If $V$ is the natural representation for $\operatorname{GL}(2,q)$, then $V⊗V$ appears to decompose into the direct sum of a (strange?) one-dimensional module and a three dimensional module. I've managed to confuse myself about where $\operatorname{Sym}(V)$ and $Λ(V)$ come into play, and maybe some duals are messed up. I am also interested in taking those 1 and 3 dimensional modules and dividing them by the determinant.
Can someone explain the 1, 2, and 3 dimensional modules of $\operatorname{GL}(2,q)$ using the natural module, symmetric powers, exterior powers, and duals?

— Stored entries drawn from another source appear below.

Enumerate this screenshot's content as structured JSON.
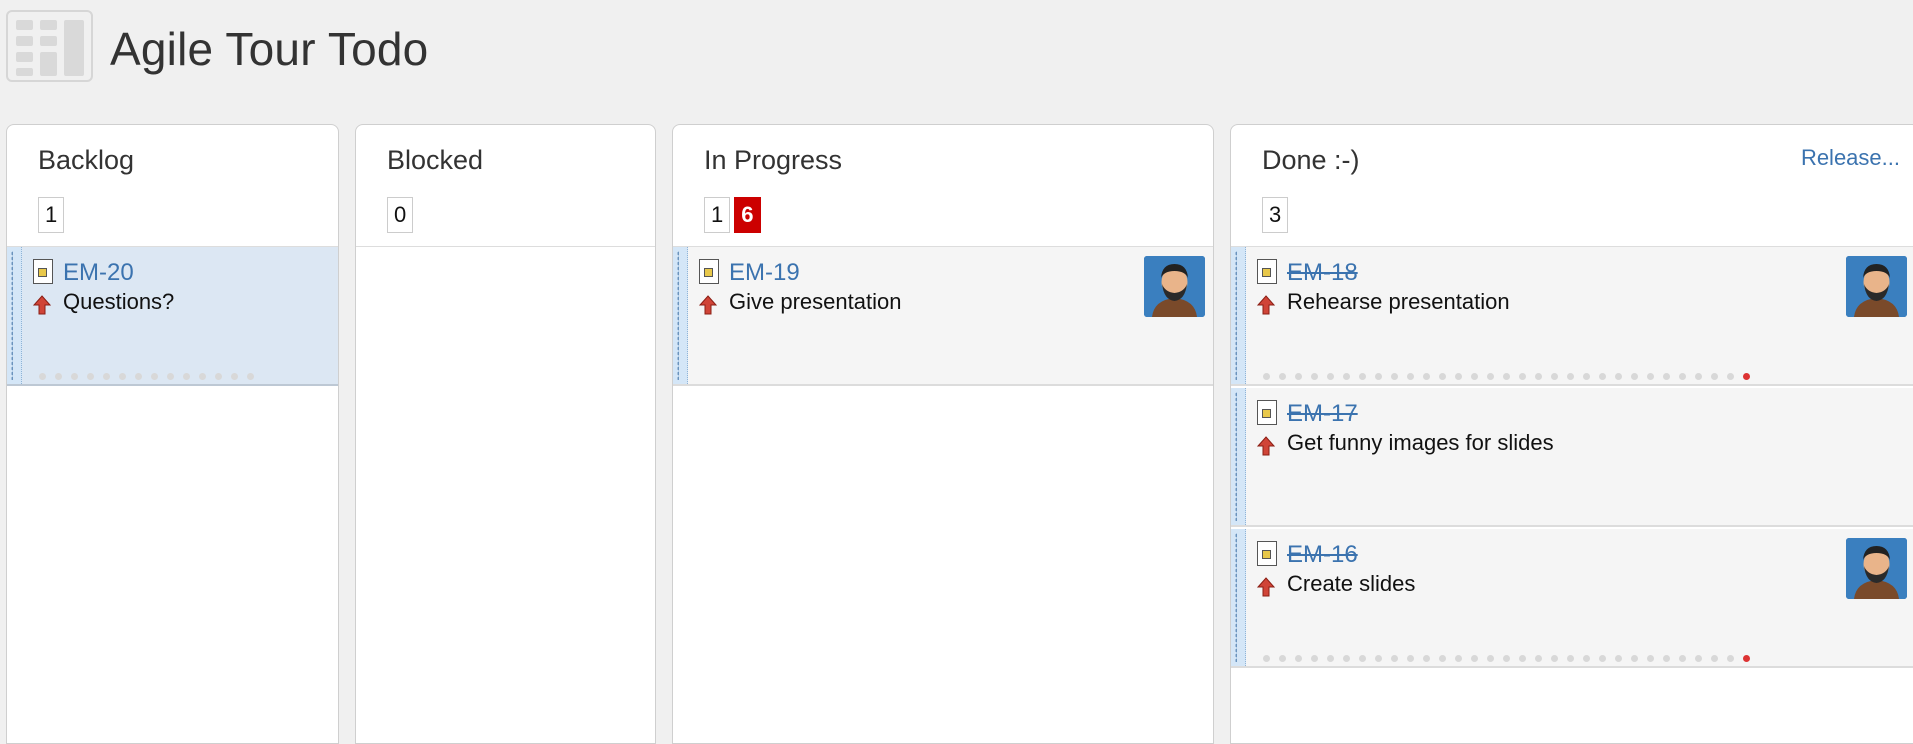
{
  "board": {
    "title": "Agile Tour Todo",
    "columns": [
      {
        "title": "Backlog",
        "counts": [
          "1"
        ],
        "cards": [
          {
            "key": "EM-20",
            "summary": "Questions?"
          }
        ]
      },
      {
        "title": "Blocked",
        "counts": [
          "0"
        ],
        "cards": []
      },
      {
        "title": "In Progress",
        "counts": [
          "1",
          "6"
        ],
        "cards": [
          {
            "key": "EM-19",
            "summary": "Give presentation"
          }
        ]
      },
      {
        "title": "Done :-)",
        "action": "Release...",
        "counts": [
          "3"
        ],
        "cards": [
          {
            "key": "EM-18",
            "summary": "Rehearse presentation"
          },
          {
            "key": "EM-17",
            "summary": "Get funny images for slides"
          },
          {
            "key": "EM-16",
            "summary": "Create slides"
          }
        ]
      }
    ]
  },
  "colors": {
    "link": "#3b73af",
    "max_count_badge": "#cc0000",
    "selected_card": "#dce7f3"
  },
  "icons": {
    "board": "board-icon",
    "issue_type": "task-icon",
    "priority": "priority-major-icon",
    "assignee": "user-avatar"
  }
}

Some specific questions that if the answer is no, might require a nice gentle answer as to sane formulas for both sides of the inequality:
- Does $V^*⊗V^*$ decompose into $\operatorname{Sym}(V^*)⊕1$, where is the trivial module?
- Is $W/\det = W^*$, where $W/\det$ is the representation where $g$ acts as $g$ divided by its determinant (taken in $\operatorname{GL}_2$).
- Does it make sense to talk about the determinant after one thinks of $g$ as acting on $W$? That is, as an n×n matrix, rather than a 2×2?
- Is the action of $\operatorname{GL}(2,q)$ on polynomials (by change of variable) called $\operatorname{Sym}(V)$ or $\operatorname{Sym}(V^*)$?
- What about the action on wedgies, $Λ(V)$ or $Λ(V^*)$?
If it is easier, I think I only care about $\operatorname{PGL}$ for today, but I wouldn't be surprised if I liked $\operatorname{GL}$ tomorrow. This confusion is all probably due to sticking to $\operatorname{SL}(2,q)$ where $W =W^*$ and the determinant is 1 so it doesn't really matter when you divide by it.